M. Vander Woude a également rejeté les craintes des médecins d’être poursuivis en justice et a exprimé des doutes quant au fait que les obstétriciens quittent réellement l’État. « Je ne vois aucun médecin poursuivi en justice », a-t-il déclaré, ajoutant : « Montrez-moi les médecins qui sont partis ».

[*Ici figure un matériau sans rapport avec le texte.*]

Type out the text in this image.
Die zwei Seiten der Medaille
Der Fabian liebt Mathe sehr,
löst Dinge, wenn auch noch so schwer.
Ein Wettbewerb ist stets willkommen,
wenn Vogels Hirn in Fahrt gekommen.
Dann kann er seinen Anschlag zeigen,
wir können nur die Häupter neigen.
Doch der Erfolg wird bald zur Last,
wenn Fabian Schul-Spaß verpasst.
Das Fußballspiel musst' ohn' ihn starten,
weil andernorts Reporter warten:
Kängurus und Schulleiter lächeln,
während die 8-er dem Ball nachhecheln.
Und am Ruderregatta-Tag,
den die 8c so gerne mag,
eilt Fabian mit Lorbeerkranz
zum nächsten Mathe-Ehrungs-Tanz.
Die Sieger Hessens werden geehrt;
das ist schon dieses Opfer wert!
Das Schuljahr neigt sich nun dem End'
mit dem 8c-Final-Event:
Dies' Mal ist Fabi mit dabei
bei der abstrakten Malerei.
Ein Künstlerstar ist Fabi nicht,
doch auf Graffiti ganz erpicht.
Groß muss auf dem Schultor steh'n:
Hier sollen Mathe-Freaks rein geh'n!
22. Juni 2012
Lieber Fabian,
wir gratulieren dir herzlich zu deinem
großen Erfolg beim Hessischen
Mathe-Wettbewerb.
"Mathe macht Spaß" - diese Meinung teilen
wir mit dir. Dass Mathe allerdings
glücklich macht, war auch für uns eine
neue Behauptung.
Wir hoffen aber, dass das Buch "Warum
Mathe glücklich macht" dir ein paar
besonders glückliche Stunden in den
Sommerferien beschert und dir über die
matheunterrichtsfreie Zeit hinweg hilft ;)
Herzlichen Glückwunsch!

Au cours de sa session de 2023, la législature a précisé que l’interruption d’une grossesse extra-utérine ou d’une grossesse molaire, une complication rare, ne serait pas définie comme un avortement – ​​une décision qui a codifié une décision de la Cour suprême de l’Idaho. Les législateurs ont également supprimé une disposition de défense positive.

Mais les législateurs ont refusé de prolonger le mandat du Comité d’examen de la mortalité maternelle de l’État, un groupe d’experts auquel faisait partie le Dr Gustafson et qui enquêtait sur les décès liés à la grossesse. L’Idaho Freedom Foundation, un groupe conservateur, a témoigné contre cette mesure et l’a ensuite qualifiée de « « gaspillage inutile de l’argent des contribuables » — même si le coût annuel, environ 15 000 $, a été assumé par le gouvernement fédéral.

C’était un pont trop loin pour le Dr Amelia Huntsberger, l’obstétricienne de l’Idaho qui a contribué à la création du panel en 2019. Elle a récemment déménagé dans l’Oregon. « L’Idaho se décrit comme un « État pro-vie », mais la législature de l’Idaho ne se soucie pas de la mort des mères », a-t-elle déclaré.

Plus important encore, le législateur a rejeté une priorité absolue du Dr Gustafson et d’autres dans son domaine : modifier la loi de l’État afin que les médecins puissent pratiquer des avortements lorsque la santé – et pas seulement la vie – de la mère est en danger. C’en était presque trop pour le Dr Gustafson. Elle adore vivre dans l’Idaho, a-t-elle dit. Mais lorsqu’on lui a demandé si elle avait pensé à partir, sa réponse a été rapide : « Tous les jours ».